Hurricanes Irma, Harvey and Maria collectively affected an area with about 8 percent of the U.S. population. In Texas, 92 hospitals reported around $460 million in losses following the devastation of Hurricane Harvey. Although the vast majority of that loss comes from facility damage, $48 million comes from office closures, billing and claims disruption, delayed or unpaid insurance claims, and more.

Myers says that today, it’s not a question of if a disaster will occur—it’s when.

“If you’re not willing to invest heavily in the protection of your data and your systems. it’s impossible to stay out in front of the hackers and bad actors trying getting your data,” Myers says.
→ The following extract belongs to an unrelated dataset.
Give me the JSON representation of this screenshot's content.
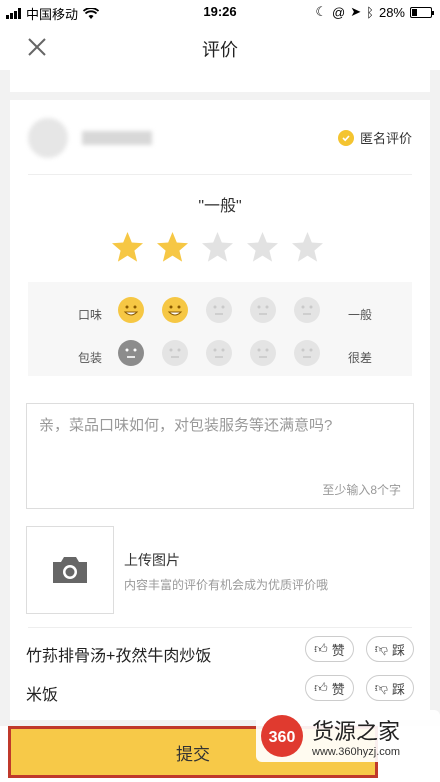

Here are some of the ways that a cloud service provider like MEDHOST can help minimize downtime, simplify the recovery process, and keep hospitals compliant in the wake of a disaster:

4 Ways to Utilize a Cloud Service in Disaster Recovery

  1. Simplify internal IT complexity. By moving software to cloud solutions, the risk of working internally to patch. Also, update, and upgrade servers in a timely, effective manner disappears. “To re-establish your business, the only thing your IT team needs to focus on is how to get connectivity,” Myers says.  In disaster environment, local IT staff on the ground can then make better use of their time by supporting clinicians.
  2. Tailor customizable solutions. Since the needs of each organization are unique, our solution was built to be tailored or customizable for facilities, to help get up and running faster after a disaster.
  3. Reduce cost of ownership. Through MEDHOST’s Disaster Recovery Service, the cost to maintain all hardware, operating systems software and replication software is included. The plan features 24/7 monitoring and management, 365 days a year, helping make disaster recovery preparedness more affordable, while also fortifying your system’s resilience.
  4. Avoid costly regulatory penalties. The ability to recover from extended outages or disasters within an acceptable time-frame required to avoid expensive penalties and maintain compliance. Cloud service providers eliminate replication and failover responsibilities for your internal team, helping expedite the recovery process.